Pogonotrophy and the joy of being 'beardiful'

Topics Beards | Work from home | Lockdown

Known for his penchant for rarely used English words, Shashi Tharoor, sent the Twitterati running for their dictionaries last week with another head scratcher — pogonotrophy—which means the growing or cultivation of a beard. Mr Tharoor used the word to take an apparent good-natured dig at Prime Minister Narendra Modi, who has allowed his beard to grow considerably longer during the past pandemic months, giving him almost a Rabindranath Tagore like look. It is kind of coincidental, and somewhat surprising, that men’s facial hair is suddenly the subject of much academic d.....
Known for his penchant for rarely used English words, Shashi Tharoor, sent the Twitterati running for their dictionaries last week with another head scratcher — pogonotrophy—which means the growing or cultivation of a beard. Mr Tharoor used the word to take an apparent good-natured dig at Prime Minister Narendra Modi, who has allowed his beard to grow considerably longer during the past pandemic months, giving him almost a Rabindranath Tagore like look.

It is kind of coincidental, and somewhat surprising, that men’s facial hair is suddenly the subject of much academic discussion, and attention too. In his recent book, Anthro-Vision, Gillian Tett, editor-at-large of the Financial Times, in fact, writes about how in the spring of 2020, she started noticing on video calls that many normally clean-shaven American and European men were sprouting beards, in sync with the Covid-19 lockdown. When asked why, the answers she got were, “I don’t have time to shave” or “I am not in the office, so there is no point.” To Ms Tett it did not make any sense: In the lockdown most men presumably had more free time anyway, and had every incentive to present a more professional “face”, as on a zoom call your visage is actually in extreme close up and a scrubbed clean shaven look would have been so much more impressive. 

It is interesting to note that half a century ago, an anthropologist named Victor Turner who worked in Africa, developed a concept known as “liminality” that helps perhaps to best explain the explosion of facial fuzz. Turner’s theory posits that most cultures employ rituals and symbols to mark transition points, be they in the calendar (say a New Year), the start of a life cycle (entry to adulthood), or a big societal event (national independence). These are called “liminal” moments, named after “limens”, meaning “door-way” in Latin. A common feature of liminals is that the usual symbolic order is inverted, in fact, presented in opposition to “normality”, to mark a transition moment. When normally clean-shaven men suddenly sprouted beards during Covid-19, it seemed this was one such liminal symbol. Since beards were not “normal” for many professional men, sporting them signalled that they viewed the lockdown as abnormal— and, most crucially, transitional. 

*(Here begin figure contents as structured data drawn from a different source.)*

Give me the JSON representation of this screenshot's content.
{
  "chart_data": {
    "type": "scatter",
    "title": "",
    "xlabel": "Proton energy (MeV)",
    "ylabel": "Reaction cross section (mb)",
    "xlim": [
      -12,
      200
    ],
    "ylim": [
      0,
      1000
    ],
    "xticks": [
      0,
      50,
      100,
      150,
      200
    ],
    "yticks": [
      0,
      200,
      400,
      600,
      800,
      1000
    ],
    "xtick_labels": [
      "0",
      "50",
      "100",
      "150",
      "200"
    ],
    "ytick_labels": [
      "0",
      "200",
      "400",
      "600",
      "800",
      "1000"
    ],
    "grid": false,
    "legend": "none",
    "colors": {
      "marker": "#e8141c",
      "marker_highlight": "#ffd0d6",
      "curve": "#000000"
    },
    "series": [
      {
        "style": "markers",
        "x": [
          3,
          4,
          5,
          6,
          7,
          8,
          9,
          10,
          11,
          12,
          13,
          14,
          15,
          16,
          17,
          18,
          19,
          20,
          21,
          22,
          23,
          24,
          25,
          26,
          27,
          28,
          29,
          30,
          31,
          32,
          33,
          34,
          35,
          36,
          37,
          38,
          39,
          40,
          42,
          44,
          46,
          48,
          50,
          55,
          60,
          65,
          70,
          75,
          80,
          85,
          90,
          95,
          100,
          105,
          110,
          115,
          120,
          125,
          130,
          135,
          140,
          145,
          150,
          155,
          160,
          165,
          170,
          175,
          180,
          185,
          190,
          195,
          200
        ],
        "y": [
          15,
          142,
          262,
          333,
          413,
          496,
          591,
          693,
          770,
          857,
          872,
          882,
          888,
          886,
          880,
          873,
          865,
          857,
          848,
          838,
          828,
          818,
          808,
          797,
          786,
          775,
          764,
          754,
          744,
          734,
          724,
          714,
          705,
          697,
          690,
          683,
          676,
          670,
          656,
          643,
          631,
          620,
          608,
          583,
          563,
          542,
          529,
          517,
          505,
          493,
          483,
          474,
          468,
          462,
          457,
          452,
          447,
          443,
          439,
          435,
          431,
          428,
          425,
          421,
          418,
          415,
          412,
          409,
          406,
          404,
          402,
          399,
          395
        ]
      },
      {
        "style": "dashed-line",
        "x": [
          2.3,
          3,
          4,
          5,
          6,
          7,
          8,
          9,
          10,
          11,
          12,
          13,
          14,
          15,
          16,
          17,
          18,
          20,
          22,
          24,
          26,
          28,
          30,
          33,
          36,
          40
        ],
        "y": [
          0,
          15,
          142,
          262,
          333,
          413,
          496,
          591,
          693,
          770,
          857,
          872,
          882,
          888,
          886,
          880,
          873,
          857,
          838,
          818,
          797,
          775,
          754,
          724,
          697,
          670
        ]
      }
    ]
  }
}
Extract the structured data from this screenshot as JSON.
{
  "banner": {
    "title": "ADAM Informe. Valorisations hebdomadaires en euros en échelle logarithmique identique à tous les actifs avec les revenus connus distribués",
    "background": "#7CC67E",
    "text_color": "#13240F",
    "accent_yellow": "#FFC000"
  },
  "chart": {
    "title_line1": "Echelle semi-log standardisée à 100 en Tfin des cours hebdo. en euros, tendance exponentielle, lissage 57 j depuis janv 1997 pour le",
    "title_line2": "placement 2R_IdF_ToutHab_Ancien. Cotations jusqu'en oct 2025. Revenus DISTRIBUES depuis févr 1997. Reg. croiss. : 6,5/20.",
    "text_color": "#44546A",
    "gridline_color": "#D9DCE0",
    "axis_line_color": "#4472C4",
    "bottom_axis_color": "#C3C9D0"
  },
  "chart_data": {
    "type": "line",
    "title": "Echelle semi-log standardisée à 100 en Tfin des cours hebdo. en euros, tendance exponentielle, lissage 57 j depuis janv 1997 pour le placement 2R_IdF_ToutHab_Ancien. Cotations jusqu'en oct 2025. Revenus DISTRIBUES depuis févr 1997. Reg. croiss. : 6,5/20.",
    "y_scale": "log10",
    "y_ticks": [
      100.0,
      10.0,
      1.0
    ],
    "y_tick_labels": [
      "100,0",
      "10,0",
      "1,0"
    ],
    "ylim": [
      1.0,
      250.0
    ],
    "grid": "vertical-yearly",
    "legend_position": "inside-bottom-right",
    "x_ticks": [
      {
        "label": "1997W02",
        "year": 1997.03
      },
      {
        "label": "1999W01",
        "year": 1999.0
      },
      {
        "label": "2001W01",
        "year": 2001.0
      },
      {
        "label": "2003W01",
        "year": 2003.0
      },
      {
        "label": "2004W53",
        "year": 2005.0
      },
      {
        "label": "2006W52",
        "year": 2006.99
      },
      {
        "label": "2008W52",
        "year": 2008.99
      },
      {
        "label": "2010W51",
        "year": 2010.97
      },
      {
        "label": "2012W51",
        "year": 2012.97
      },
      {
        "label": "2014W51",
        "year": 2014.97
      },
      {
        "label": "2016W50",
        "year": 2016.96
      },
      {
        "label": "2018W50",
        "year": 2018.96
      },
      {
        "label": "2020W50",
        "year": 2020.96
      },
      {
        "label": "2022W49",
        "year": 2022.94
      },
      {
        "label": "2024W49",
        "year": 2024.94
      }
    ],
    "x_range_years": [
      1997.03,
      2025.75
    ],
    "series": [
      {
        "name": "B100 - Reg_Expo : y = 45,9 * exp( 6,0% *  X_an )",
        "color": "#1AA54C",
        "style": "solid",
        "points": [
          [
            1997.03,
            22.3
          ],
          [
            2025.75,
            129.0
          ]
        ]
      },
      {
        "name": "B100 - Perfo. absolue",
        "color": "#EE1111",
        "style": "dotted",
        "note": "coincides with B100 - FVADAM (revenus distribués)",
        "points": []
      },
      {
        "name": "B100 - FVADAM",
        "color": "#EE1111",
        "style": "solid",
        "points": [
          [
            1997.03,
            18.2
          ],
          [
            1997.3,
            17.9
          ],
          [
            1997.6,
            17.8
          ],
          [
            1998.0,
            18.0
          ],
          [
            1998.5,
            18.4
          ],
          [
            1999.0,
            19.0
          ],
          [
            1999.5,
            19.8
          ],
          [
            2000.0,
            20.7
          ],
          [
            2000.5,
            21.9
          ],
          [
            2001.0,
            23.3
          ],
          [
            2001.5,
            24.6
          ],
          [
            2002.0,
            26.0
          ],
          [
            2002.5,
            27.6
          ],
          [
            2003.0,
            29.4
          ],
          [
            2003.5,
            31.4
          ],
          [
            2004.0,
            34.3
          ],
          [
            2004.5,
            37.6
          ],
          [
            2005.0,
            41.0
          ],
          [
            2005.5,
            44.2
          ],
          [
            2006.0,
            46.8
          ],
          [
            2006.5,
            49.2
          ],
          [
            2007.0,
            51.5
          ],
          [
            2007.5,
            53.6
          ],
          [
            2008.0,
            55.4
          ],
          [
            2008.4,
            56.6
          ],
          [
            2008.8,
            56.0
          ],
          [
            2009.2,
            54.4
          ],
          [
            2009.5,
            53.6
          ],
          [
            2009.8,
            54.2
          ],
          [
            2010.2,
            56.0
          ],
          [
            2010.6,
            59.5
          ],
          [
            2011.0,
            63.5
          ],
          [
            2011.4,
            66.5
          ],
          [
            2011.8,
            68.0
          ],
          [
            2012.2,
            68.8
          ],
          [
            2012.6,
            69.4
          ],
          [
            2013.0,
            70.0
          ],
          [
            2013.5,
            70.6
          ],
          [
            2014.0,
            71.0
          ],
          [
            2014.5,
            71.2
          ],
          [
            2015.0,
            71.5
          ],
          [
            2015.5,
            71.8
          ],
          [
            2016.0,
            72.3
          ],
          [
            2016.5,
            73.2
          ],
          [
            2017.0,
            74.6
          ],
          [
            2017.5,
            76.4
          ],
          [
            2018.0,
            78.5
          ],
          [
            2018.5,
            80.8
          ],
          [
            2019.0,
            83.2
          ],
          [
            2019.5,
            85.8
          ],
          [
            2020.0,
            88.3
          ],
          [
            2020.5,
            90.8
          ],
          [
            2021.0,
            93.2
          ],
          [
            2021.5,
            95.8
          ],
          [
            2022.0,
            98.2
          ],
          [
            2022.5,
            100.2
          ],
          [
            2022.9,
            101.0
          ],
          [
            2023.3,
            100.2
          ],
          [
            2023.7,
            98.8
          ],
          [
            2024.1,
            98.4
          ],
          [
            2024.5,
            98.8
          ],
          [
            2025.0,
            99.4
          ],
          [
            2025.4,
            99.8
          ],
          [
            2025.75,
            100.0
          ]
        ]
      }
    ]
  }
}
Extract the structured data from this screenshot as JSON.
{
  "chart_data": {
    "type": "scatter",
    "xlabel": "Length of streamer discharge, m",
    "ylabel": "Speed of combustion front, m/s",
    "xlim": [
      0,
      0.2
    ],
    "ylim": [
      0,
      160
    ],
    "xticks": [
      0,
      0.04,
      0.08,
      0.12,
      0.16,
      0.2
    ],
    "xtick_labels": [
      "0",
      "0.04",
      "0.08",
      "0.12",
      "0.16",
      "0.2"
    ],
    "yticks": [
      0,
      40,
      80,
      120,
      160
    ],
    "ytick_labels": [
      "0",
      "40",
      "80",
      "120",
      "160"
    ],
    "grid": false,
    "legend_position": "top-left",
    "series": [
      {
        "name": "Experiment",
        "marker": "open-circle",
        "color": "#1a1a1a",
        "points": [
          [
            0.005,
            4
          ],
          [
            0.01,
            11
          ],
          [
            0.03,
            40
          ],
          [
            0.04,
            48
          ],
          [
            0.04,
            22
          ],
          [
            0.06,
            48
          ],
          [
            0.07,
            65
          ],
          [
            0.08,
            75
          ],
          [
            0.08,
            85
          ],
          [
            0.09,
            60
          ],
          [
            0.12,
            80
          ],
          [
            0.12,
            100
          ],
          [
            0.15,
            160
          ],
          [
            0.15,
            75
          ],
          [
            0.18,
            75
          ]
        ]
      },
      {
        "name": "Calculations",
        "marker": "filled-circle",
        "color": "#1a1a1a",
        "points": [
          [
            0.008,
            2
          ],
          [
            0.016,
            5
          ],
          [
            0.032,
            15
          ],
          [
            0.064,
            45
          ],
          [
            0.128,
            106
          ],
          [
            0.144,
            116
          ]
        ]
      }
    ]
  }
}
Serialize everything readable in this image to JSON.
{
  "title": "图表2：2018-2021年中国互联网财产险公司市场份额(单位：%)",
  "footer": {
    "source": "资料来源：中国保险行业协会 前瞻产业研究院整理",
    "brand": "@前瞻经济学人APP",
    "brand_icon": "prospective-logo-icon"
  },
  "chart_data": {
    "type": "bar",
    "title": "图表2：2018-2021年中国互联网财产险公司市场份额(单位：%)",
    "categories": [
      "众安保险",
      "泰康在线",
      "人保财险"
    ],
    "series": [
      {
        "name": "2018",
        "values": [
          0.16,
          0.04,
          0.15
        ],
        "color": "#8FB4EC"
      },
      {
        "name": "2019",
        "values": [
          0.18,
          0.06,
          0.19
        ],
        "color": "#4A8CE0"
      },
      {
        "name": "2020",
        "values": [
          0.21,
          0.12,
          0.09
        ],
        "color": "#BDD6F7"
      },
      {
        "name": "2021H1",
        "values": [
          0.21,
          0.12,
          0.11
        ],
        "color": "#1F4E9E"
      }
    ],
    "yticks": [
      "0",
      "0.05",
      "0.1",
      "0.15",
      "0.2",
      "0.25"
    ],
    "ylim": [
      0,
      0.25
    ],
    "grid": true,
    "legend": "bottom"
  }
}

But the intriguing question is whether these fuzzy-faced financiers, professionals, lawyers and so on, actually explained their beards just quite in that manner? Symbols and rituals are powerful precisely because they reflect and reinforce cultural patterns of which we are (at best) most times only dimly aware.

Of late, I have noticed that almost every player in the Indian cricket team now sports a beard. Did they do it to emulate their eminently famous bearded captain, Virat Kohli? Or is there more to it? International research would have us believe that the more competition a primate has to deal with, the more flamboyant he tends to get. The hypothesis is that in big, multi-level societies, male primates have to develop more conspicuous “badges”. Distinct physical traits or manifestations like a beard help signal male authority, identity, rank, dominance and of course attractiveness. Feedback from the research clearly shows that men with beards are perceived as being more masculine and more dominant than barefaced men— “so it’s possible that male facial hair is also the outcome of inter-male competition”.

Distinctive facial hair — even just stubble — trigger traits like aggression, dominance, and maturity. The aggression part of the equation comes from the notion that beards are a sign of active testosterone in the body, and the brain thus recognises the beard as having the potential to exhibit  aggression and exercise control. Now to sex appeal. Women like stubble. But they tend to favour heavy stubble over lighter stubble when it comes to overall attractiveness. Women find men with facial hair to be more masculine than those without. And there is an added bonus too: Men who are perceived as being more masculine, are also hailed as better providers. True or not, is a matter of perspective and interpretation. 

Bearded men are also said to be more trusted. Yes. And the beard often commands more respect too. A beard makes men look wiser, older, more learned (and certainly mo­re experienced) than their clean-shaven brethren. But in a job interview, clean-shaven men seem to have an advantage when it comes to entry-level positions while a well-groomed beard may help when it comes to landing more executive-type positions. Th­at’s perhaps because beards can help men to be perceived as mature, knowledgeable and dominant — and, hey, people tend to respect people like that, don’t they, especially in higher echelons? 

Will the beard continue to be in vogue once WFH wraps up? Not easy to predict. In this pandemic time somehow started to be measured in days, weeks and beards! The ur­ge to indulge in pogonotrophy may not have been universal, but it did prompt most men to appear somewhat macho and look “beardiful”.